I didn’t post it without comment – that would never do. I posted it alongside a confession; for my solo ‘dinner’ the previous night I had eaten Weetabix and two packets of salt and vinegar crisps.
For all my pretensions of being a foodie, when it comes to cooking for one (which is most of the working week) I just can’t be bothered. Had there been a banana in the fruit bowl I might have had that too – but sometimes even peeling a banana can be too much effort. What I really needed last Thursday was food for fuel. Which is an entirely different thing from food for pleasure.
Cooking for others is a way of showing I love them
Give me a crowd to feed (and to show off to) and I will chop, stir, sauté, bake, fry, roast, baste and marinade my way to producing a table that is groaning with (forgive my lack of modesty) delicious dishes. ‘Never knowingly under-catered’ will be my epitaph. What’s more, I will relish every minute of the planning and preparation, almost as much as I love sharing my table with friends and family. Cooking for others is my way of showing them how much they mean to me. With the promise of company, every knife, chopping board and pan in the kitchen will be used. But when it’s just me? Well, that’s an entirely different matter. Delia lied in the 80s when she said, ‘One is Fun!’.
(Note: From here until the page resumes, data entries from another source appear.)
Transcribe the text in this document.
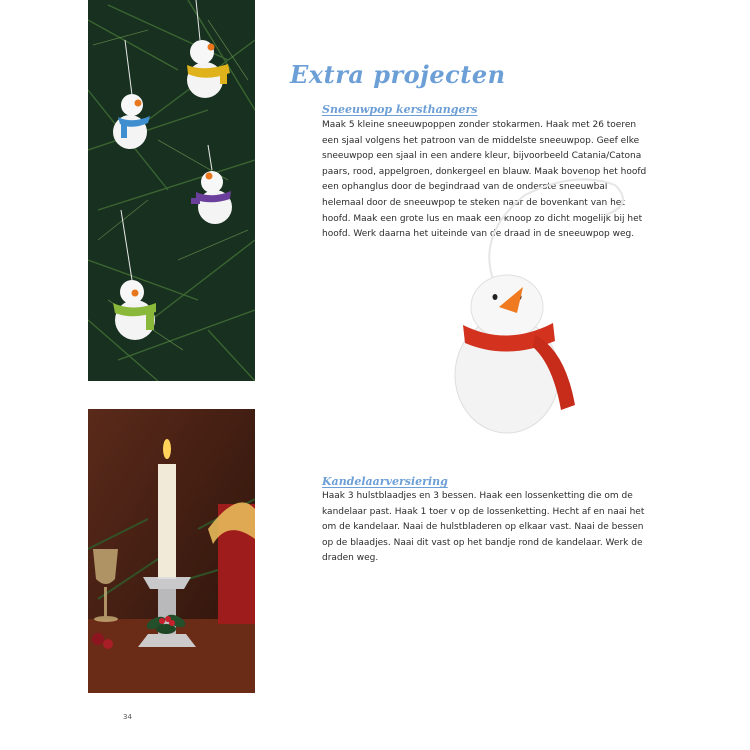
Extra projecten
Sneeuwpop kersthangers

Maak 5 kleine sneeuwpoppen zonder stokarmen. Haak met 26 toeren een sjaal volgens het patroon van de middelste sneeuwpop. Geef elke sneeuwpop een sjaal in een andere kleur, bijvoorbeeld Catania/Catona paars, rood, appelgroen, donkergeel en blauw. Maak bovenop het hoofd een ophanglus door de begindraad van de onderste sneeuwbal helemaal door de sneeuwpop te steken naar de bovenkant van het hoofd. Maak een grote lus en maak een knoop zo dicht mogelijk bij het hoofd. Werk daarna het uiteinde van de draad in de sneeuwpop weg.

Kandelaarversiering

Haak 3 hulstblaadjes en 3 bessen. Haak een lossenketting die om de kandelaar past. Haak 1 toer v op de lossenketting. Hecht af en naai het om de kandelaar. Naai de hulstbladeren op elkaar vast. Naai de bessen op de blaadjes. Naai dit vast op het bandje rond de kandelaar. Werk de draden weg.

34
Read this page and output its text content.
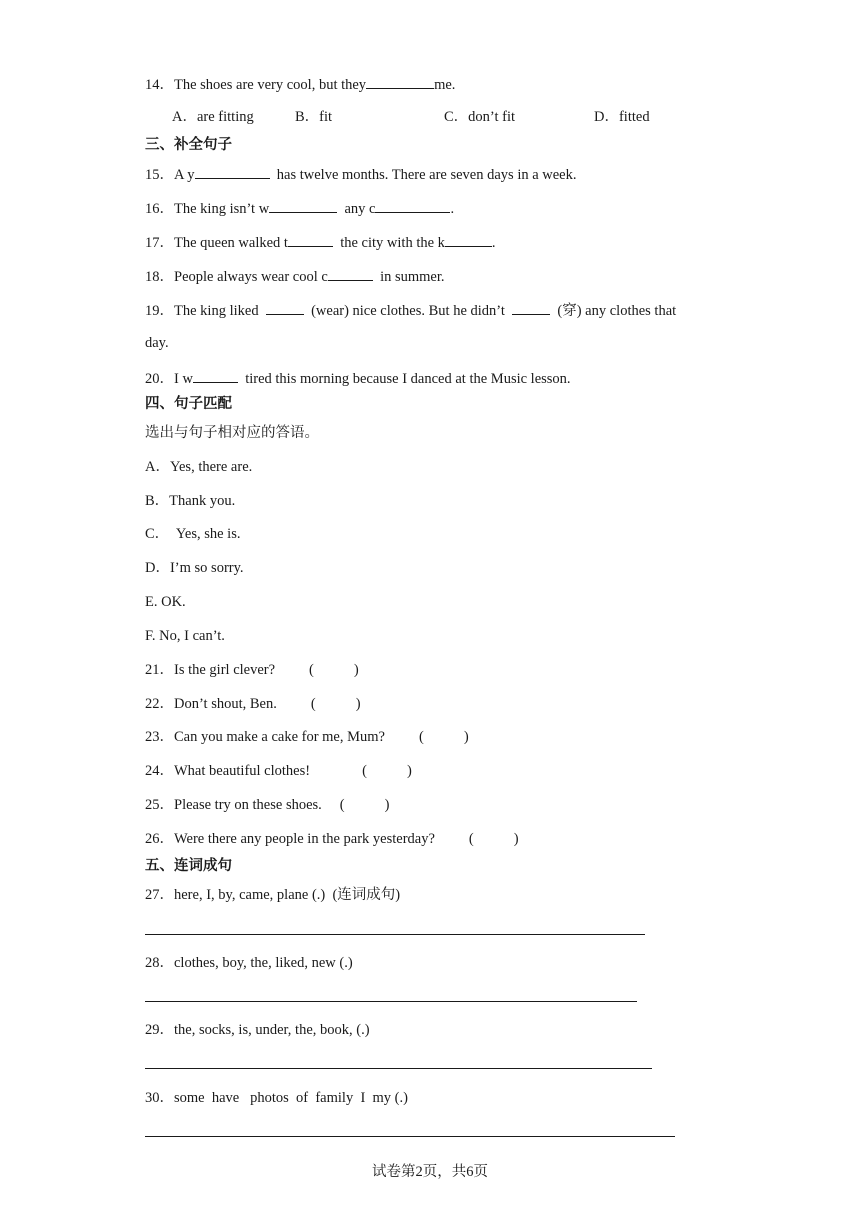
14．The shoes are very cool, but they	me.
A．are fitting	B．fit	C．don’t fit	D．fitted
三、补全句子
15．A y	has twelve months. There are seven days in a week.
16．The king isn’t w	any c	.
17．The queen walked t	the city with the k	.
18．People always wear cool c	in summer.
19．The king liked	(wear) nice clothes. But he didn’t	(穿) any clothes that
day.
20．I w	tired this morning because I danced at the Music lesson.
四、句子匹配
选出与句子相对应的答语。
A．Yes, there are.
B．Thank you.
C．  Yes, she is.
D．I’m so sorry.
E. OK.
F. No, I can’t.
21．Is the girl clever? (	)
22．Don’t shout, Ben. (	)
23．Can you make a cake for me, Mum? (	)
24．What beautiful clothes!	(	)
25．Please try on these shoes. (	)
26．Were there any people in the park yesterday? (	)
五、连词成句
27．here, I, by, came, plane (.)  (连词成句)
28．clothes, boy, the, liked, new (.)
29．the, socks, is, under, the, book, (.)
30．some  have   photos  of  family  I  my (.)
试卷第2页，共6页
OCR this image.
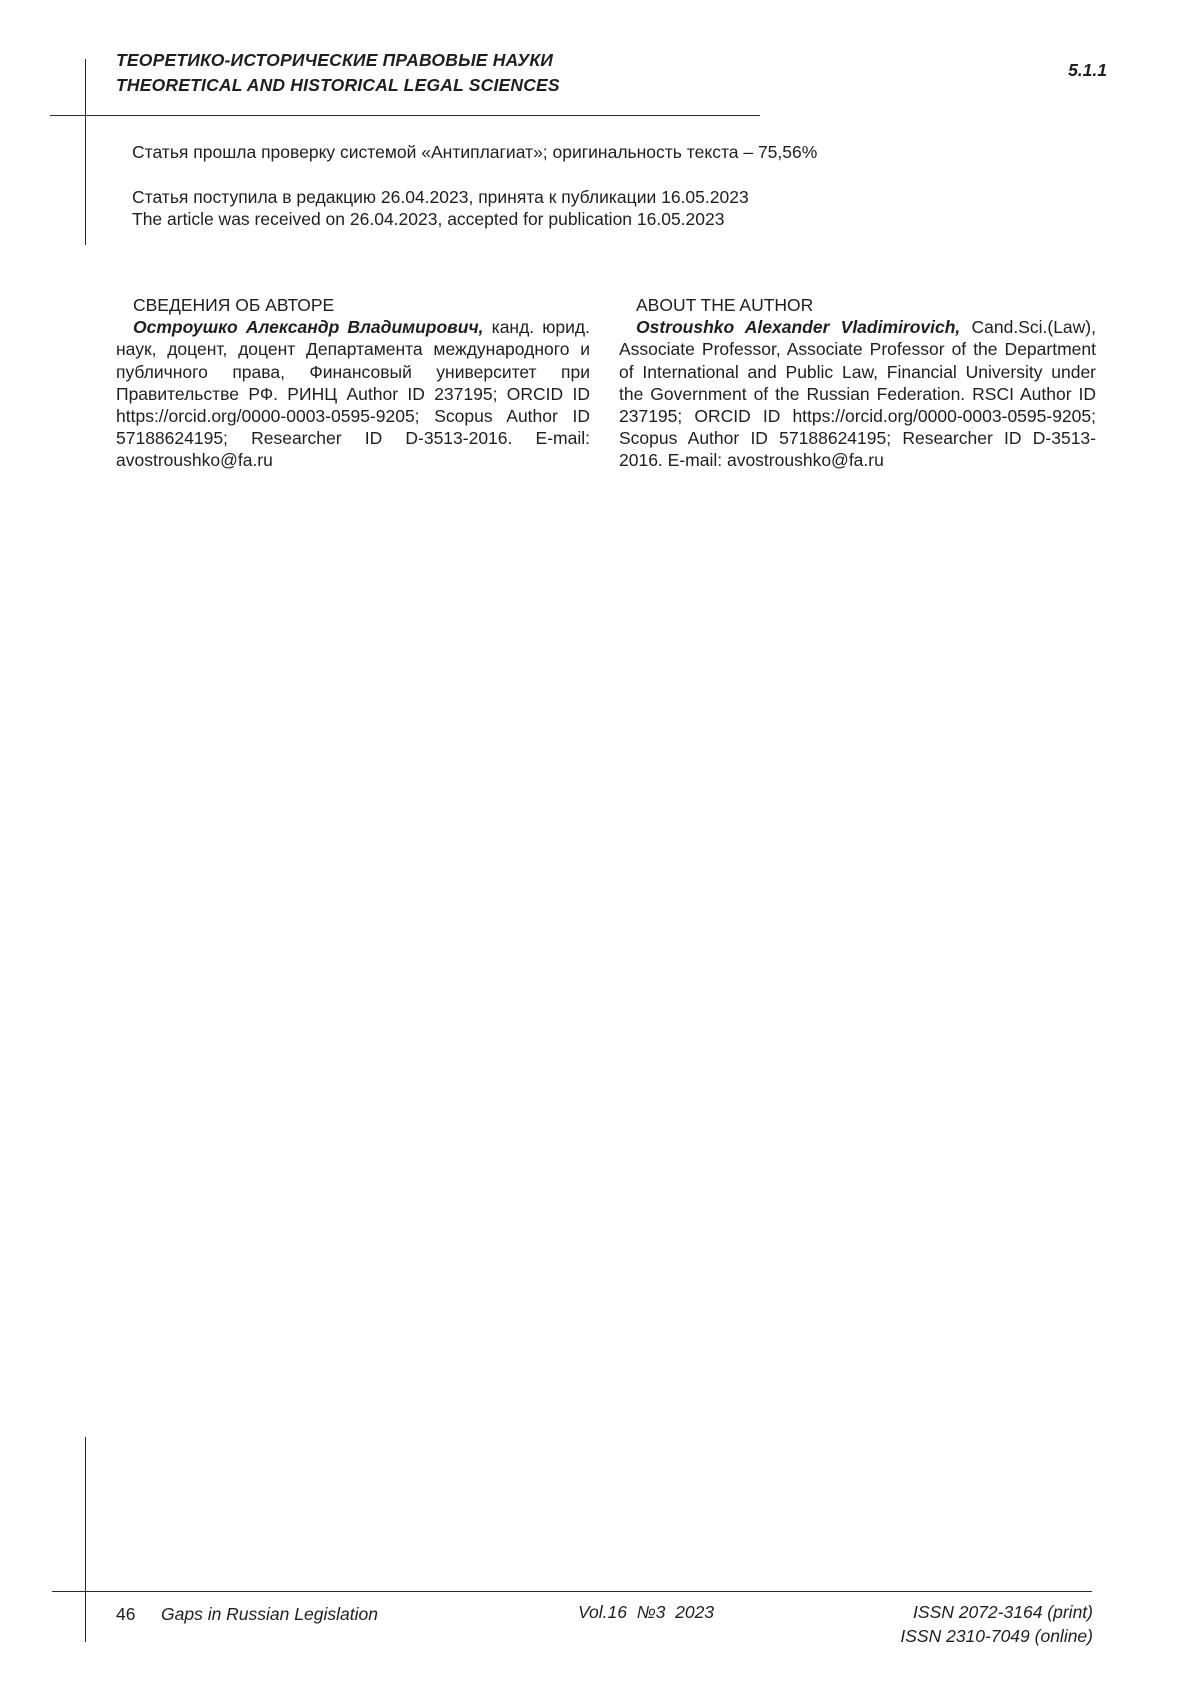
ТЕОРЕТИКО-ИСТОРИЧЕСКИЕ ПРАВОВЫЕ НАУКИ
THEORETICAL AND HISTORICAL LEGAL SCIENCES
5.1.1
Статья прошла проверку системой «Антиплагиат»; оригинальность текста – 75,56%
Статья поступила в редакцию 26.04.2023, принята к публикации 16.05.2023
The article was received on 26.04.2023, accepted for publication 16.05.2023
СВЕДЕНИЯ ОБ АВТОРЕ
Остроушко Александр Владимирович, канд. юрид. наук, доцент, доцент Департамента международного и публичного права, Финансовый университет при Правительстве РФ. РИНЦ Author ID 237195; ORCID ID https://orcid.org/0000-0003-0595-9205; Scopus Author ID 57188624195; Researcher ID D-3513-2016. E-mail: avostroushko@fa.ru
ABOUT THE AUTHOR
Ostroushko Alexander Vladimirovich, Cand.Sci.(Law), Associate Professor, Associate Professor of the Department of International and Public Law, Financial University under the Government of the Russian Federation. RSCI Author ID 237195; ORCID ID https://orcid.org/0000-0003-0595-9205; Scopus Author ID 57188624195; Researcher ID D-3513-2016. E-mail: avostroushko@fa.ru
46 Gaps in Russian Legislation	Vol.16  №3  2023	ISSN 2072-3164 (print)
ISSN 2310-7049 (online)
Ok, so I’m doing myself down a bit. Weetabix-and-crisps-gate was unusual, and already that day I’d not done too badly, with poached eggs on toast for breakfast and chicken and rice soup (from the freezer) for lunch. It’s just that with a work deadline, a car to pick up from the garage and a choir practice to fit in to my evening, there was little time for food. As my mum would say, my Weetabix and crisp combo ‘filled a hole’.
I can’t bring myself to plan meals a week ahead
But for all its whimsy, that quote I shared is immensely relatable. While those of us with busy lives might list cooking as a chore, the objection is rarely to the actual cooking, but instead to the head-space that has to be given over to thinking about what to have, then checking the cupboards, making the list and shopping for the ingredients. My sister makes a weekly timetable of what’s for tea in her house. I can’t bring myself to plan that far ahead.
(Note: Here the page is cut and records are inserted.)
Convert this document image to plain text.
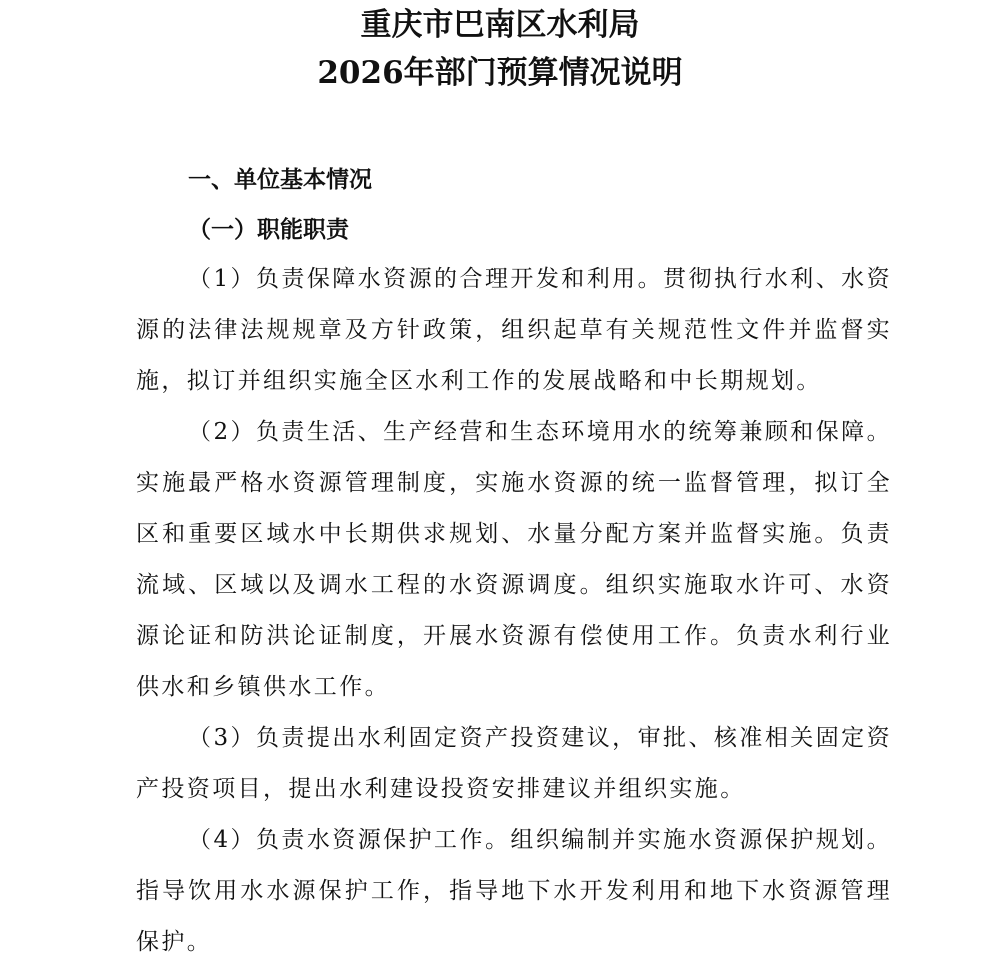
重庆市巴南区水利局
2026年部门预算情况说明
一、单位基本情况
（一）职能职责

（1）负责保障水资源的合理开发和利用。贯彻执行水利、水资源的法律法规规章及方针政策，组织起草有关规范性文件并监督实施，拟订并组织实施全区水利工作的发展战略和中长期规划。

（2）负责生活、生产经营和生态环境用水的统筹兼顾和保障。实施最严格水资源管理制度，实施水资源的统一监督管理，拟订全区和重要区域水中长期供求规划、水量分配方案并监督实施。负责流域、区域以及调水工程的水资源调度。组织实施取水许可、水资源论证和防洪论证制度，开展水资源有偿使用工作。负责水利行业供水和乡镇供水工作。

（3）负责提出水利固定资产投资建议，审批、核准相关固定资产投资项目，提出水利建设投资安排建议并组织实施。

（4）负责水资源保护工作。组织编制并实施水资源保护规划。指导饮用水水源保护工作，指导地下水开发利用和地下水资源管理保护。
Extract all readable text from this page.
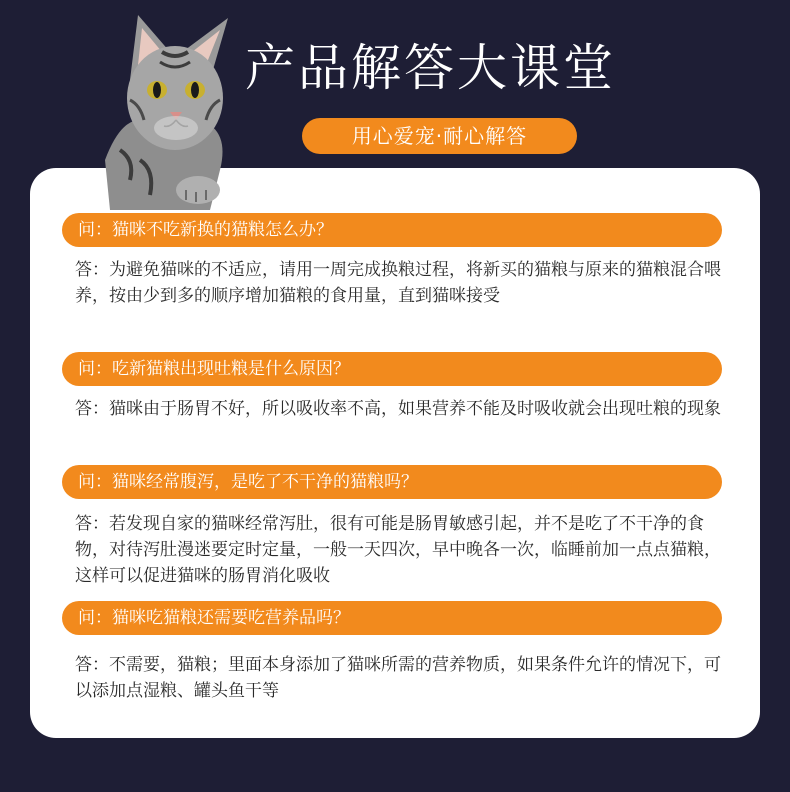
产品解答大课堂
用心爱宠·耐心解答
问：猫咪不吃新换的猫粮怎么办？
答：为避免猫咪的不适应，请用一周完成换粮过程，将新买的猫粮与原来的猫粮混合喂养，按由少到多的顺序增加猫粮的食用量，直到猫咪接受
问：吃新猫粮出现吐粮是什么原因？
答：猫咪由于肠胃不好，所以吸收率不高，如果营养不能及时吸收就会出现吐粮的现象
问：猫咪经常腹泻，是吃了不干净的猫粮吗？
答：若发现自家的猫咪经常泻肚，很有可能是肠胃敏感引起，并不是吃了不干净的食物，对待泻肚漫迷要定时定量，一般一天四次，早中晚各一次，临睡前加一点点猫粮，这样可以促进猫咪的肠胃消化吸收
问：猫咪吃猫粮还需要吃营养品吗？
答：不需要，猫粮；里面本身添加了猫咪所需的营养物质，如果条件允许的情况下，可以添加点湿粮、罐头鱼干等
When the family were all at home mealtimes were quite complicated, with both vegetarian and gluten free diets to cater for. We tended to get stuck in a cycle of the same ten or twelve recipes, in spite of me owning a stack or recipe books taller than my height and having the entirety of the internet at my disposal. As with Netflix, was it too much choice that was the sticking block?
Siege? I could last 122 days without opening a tin
Now that it’s just me, it all comes down to disinterest. I’m completely unexcited about cooking for one. I’ve tried to get around this by batch-cooking at weekends; in my freezer right now, there is an abundance of little containers of delicious and nutritious portions of beef in horseradish sauce, butter chicken, sausage and red wine casserole, and spinach and sweet-potato daal. There are three different flavour of home-made soup too, and even frozen puddings, traybakes, fruit loaves and gingerbreads. In the event of a siege, I could last an estimated 122 days without even having to open a can of chickpeas. Wine stocks are pretty healthy too.
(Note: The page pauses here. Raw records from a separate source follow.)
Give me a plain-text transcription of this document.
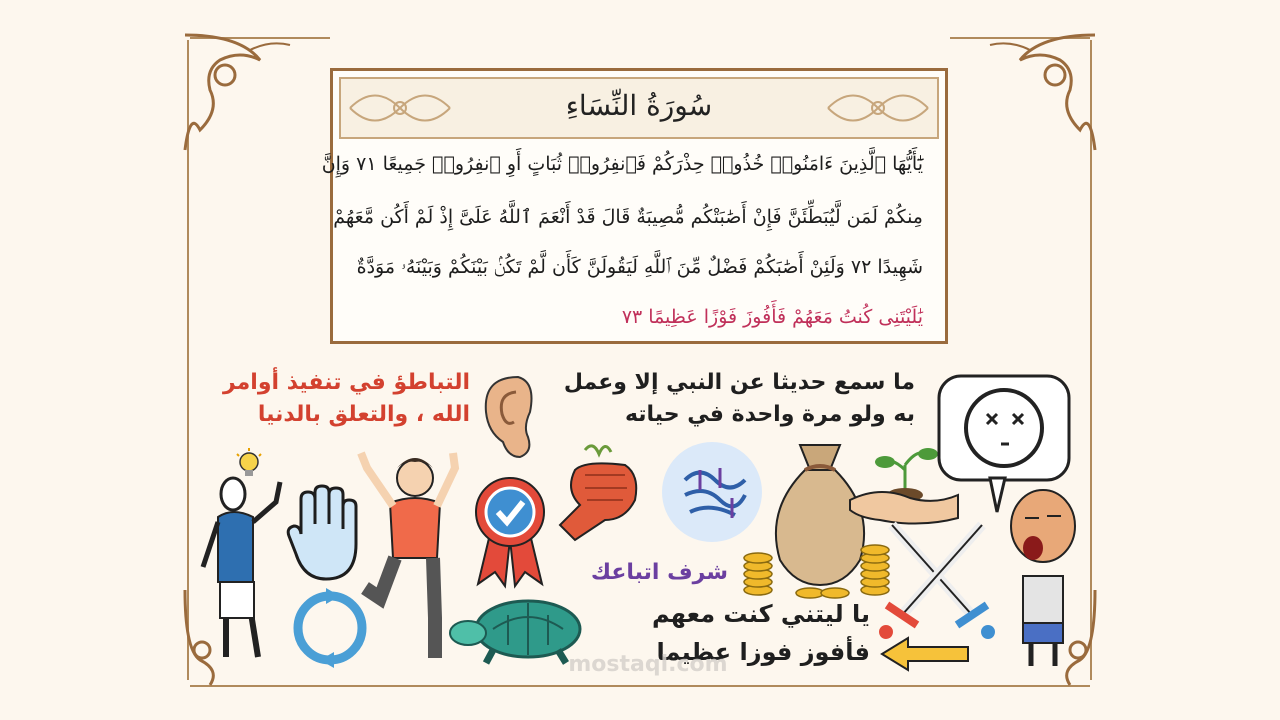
سُورَةُ النِّسَاءِ
يَٰٓأَيُّهَا ٱلَّذِينَ ءَامَنُوا۟ خُذُوا۟ حِذْرَكُمْ فَٱنفِرُوا۟ ثُبَاتٍ أَوِ ٱنفِرُوا۟ جَمِيعًا ٧١ وَإِنَّ
مِنكُمْ لَمَن لَّيُبَطِّئَنَّ فَإِنْ أَصَٰبَتْكُم مُّصِيبَةٌ قَالَ قَدْ أَنْعَمَ ٱللَّهُ عَلَىَّ إِذْ لَمْ أَكُن مَّعَهُمْ
شَهِيدًا ٧٢ وَلَئِنْ أَصَٰبَكُمْ فَضْلٌ مِّنَ ٱللَّهِ لَيَقُولَنَّ كَأَن لَّمْ تَكُنۢ بَيْنَكُمْ وَبَيْنَهُۥ مَوَدَّةٌ
يَٰلَيْتَنِى كُنتُ مَعَهُمْ فَأَفُوزَ فَوْزًا عَظِيمًا ٧٣
التباطؤ في تنفيذ أوامر
الله ، والتعلق بالدنيا
ما سمع حديثا عن النبي إلا وعمل
به ولو مرة واحدة في حياته
شرف اتباعك
يا ليتني كنت معهم
فأفوز فوزا عظيما
mostaql.com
But can I be bothered taking those pre-packed meals out of the freezer? There’s the rub. Eating alone is no fun. So, is there an answer to this pathetic apathy?
I know. This is an extreme first world problem. I have never known hunger, and I’m not really alone – Mr Marr is still very much in my life, even if we’re not often in the same city. Are we solo folk all secretly on the cereal? Or is it ready-meals to the rescue? Unless I find some joy in cooking for one, I’m going to run out of Weetabix.